Your browser doesn’t support HTML5

Eşinden şiddet gören Nahide Opuz’un davasını Avrupa İnsan Hakları Mahkemesi'ne (AİHM) taşıyarak İstanbul Sözleşmesi’ne giden yolun ilk adımını atan Avukat Mesut Beştaş, Danıştay’ın yürütmeyi durdurma talebini reddetmesinin son adım olmadığını söyledi.

Beştaş, Danıştay’ın uygulamayı iptal etmesi halinde sözleşmenin yeniden hayata geçebileceğini savundu. Nahide Opuz’un hem Türkiye’de hem de AİHM’de avukatlığını yapan Mesut Beştaş, Danıştay’ın yürütmeyi durdurma kararını VOA Türkçe’ye değerlendirdi.

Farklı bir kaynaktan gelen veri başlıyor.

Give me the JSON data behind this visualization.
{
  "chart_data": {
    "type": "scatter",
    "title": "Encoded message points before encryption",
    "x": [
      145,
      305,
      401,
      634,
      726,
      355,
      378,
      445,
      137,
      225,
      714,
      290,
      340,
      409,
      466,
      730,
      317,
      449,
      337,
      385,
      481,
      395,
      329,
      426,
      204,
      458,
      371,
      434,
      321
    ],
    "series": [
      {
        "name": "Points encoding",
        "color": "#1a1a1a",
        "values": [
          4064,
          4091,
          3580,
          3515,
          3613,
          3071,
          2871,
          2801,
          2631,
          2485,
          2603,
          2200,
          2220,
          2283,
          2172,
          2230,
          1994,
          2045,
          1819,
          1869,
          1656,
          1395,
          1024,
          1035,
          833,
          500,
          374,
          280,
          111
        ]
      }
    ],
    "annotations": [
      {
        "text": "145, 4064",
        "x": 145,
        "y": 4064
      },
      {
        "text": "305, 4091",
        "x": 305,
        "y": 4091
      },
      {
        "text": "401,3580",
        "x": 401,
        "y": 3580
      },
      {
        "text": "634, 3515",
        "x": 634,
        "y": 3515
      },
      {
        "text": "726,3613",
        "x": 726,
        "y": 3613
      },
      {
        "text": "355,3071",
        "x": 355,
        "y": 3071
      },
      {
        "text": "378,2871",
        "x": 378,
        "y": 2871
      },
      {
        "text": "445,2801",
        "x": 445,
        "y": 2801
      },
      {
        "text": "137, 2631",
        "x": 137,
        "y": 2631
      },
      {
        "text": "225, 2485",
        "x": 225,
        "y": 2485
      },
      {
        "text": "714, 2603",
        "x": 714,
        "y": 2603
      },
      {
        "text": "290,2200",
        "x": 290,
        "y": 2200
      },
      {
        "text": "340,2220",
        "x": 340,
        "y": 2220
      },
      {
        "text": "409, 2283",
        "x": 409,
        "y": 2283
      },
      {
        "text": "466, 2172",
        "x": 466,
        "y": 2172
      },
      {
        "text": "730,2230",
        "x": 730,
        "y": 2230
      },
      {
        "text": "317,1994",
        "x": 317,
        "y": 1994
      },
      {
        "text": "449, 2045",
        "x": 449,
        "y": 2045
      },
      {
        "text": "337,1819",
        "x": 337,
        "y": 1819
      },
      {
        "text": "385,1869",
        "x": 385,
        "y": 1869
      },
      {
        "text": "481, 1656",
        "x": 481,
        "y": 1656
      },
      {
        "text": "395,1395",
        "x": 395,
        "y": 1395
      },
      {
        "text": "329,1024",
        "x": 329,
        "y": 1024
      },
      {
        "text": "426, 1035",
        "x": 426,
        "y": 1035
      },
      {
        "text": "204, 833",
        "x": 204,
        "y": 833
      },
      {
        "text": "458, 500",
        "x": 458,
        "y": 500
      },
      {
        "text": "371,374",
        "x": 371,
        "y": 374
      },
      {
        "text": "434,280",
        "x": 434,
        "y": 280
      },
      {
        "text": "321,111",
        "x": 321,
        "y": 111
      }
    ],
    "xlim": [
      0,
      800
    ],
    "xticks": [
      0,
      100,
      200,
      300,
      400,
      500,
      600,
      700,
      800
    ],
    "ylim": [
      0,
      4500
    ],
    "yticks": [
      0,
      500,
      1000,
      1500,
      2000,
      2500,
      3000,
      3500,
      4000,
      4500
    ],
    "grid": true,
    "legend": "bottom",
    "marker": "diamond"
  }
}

Beştaş, kararın İstanbul Sözleşmesi’nde emeği olan herkesi hayal kırıklığına uğrattığını söyledi. Sözleşmeye katkı sağlayan herkesin tepki göstermesi gerektiğini söyleyen Beştaş, “Beklenmeyen bir karar karşılığı çıkınca doğal olarak hisler de hayal kırıklığı oldu. Ben bu soruna bakarken hukuki değerlendirmeyle, biraz farklı yanlarından değerlendirilmesi gerektiğine inanıyorum. Öncelikle birçok kadın kuruluşu, tek tek kadınların, sadece kadınlarla sınırlı değil, kadınların korunması gerektiği yönünde düşüncesi, fikri olan kurum, kuruluş ve bireyler için bunu görmek üzücü. Beklemediğimiz bir karardı. Bana göre esas açısından da hukuka aykırı bir karardır. O yüzden eleştirmek gerektiğini inanıyorum. Sözleşmenin imzalanmasına öyle ya da böyle emeği, katkısı olan herkesin eleştirmesi, buna karşı tutum geliştirmesi gerektiğini düşünüyorum” dedi.

“Her şey bitmiş değil”

Beştaş, Danıştay’ın red kararının son olmadığını söyledi. Danıştay’da hem yürütmenin durdurulması hem de alınan kararın iptal edilmesine ilişkin dava olduğuna dikkat çeken Beştaş, iptal davasının hala sürdüğünü söyledi. İstanbul Sözleşmesi'nin yarın yürürlükten kalkacağını ancak mahkemenin Cumhurbaşkanlığı kararını iptal etmesi halinde sözleşmenin yeniden hayata geçebileceğini savundu. Beştaş’a göre iptal davasından karar verilene kadar geçecek sürede yapılacak uygulamalar hukuken geçerli olacak. Danıştay, Cumhurbaşkanlığı kararını iptal ederse sözleşme tekrar yürürlüğe girecek. Ancak aksi yönde karar verirse, başka bir düzenlemeye gerek kalmayacak

AYM ve AİHM’e taşınabilir

Beştaş, Cumhurbaşkanlığı iptal kararının yeniden Anayasa Mahkemesi ve AİHM’e taşınabileceği görüşünde. Beştaş, bu görüşünü şöyle savundu: “Kişisel düşüncem bu sözleşme insan haklarına yöneliktir, kadına yönelik şiddet ve aile içi şiddeti reddeden, ortadan kaldırmaya çalışan sözleşmedir. Bu yönüyle kuşkusuz idari merciler, Cumhurbaşkanı tarafından ortadan kaldırılması hukuka uygun olmadığı şüphesi varsa Anayasa Mahkemesi'ne, oradan da Avrupa İnsan Hakları Mahkemesi'ne götürülebilir. Bu çerçevede gerek Anayasa Mahkemesi'nin vereceği ihlal kararı gerekse Avrupa İnsan Hakları ihlal kararı vermesi durumunda Danıştay dışında bu sözleşmenin tekrar yürürlüğe girmesi mümkündür.”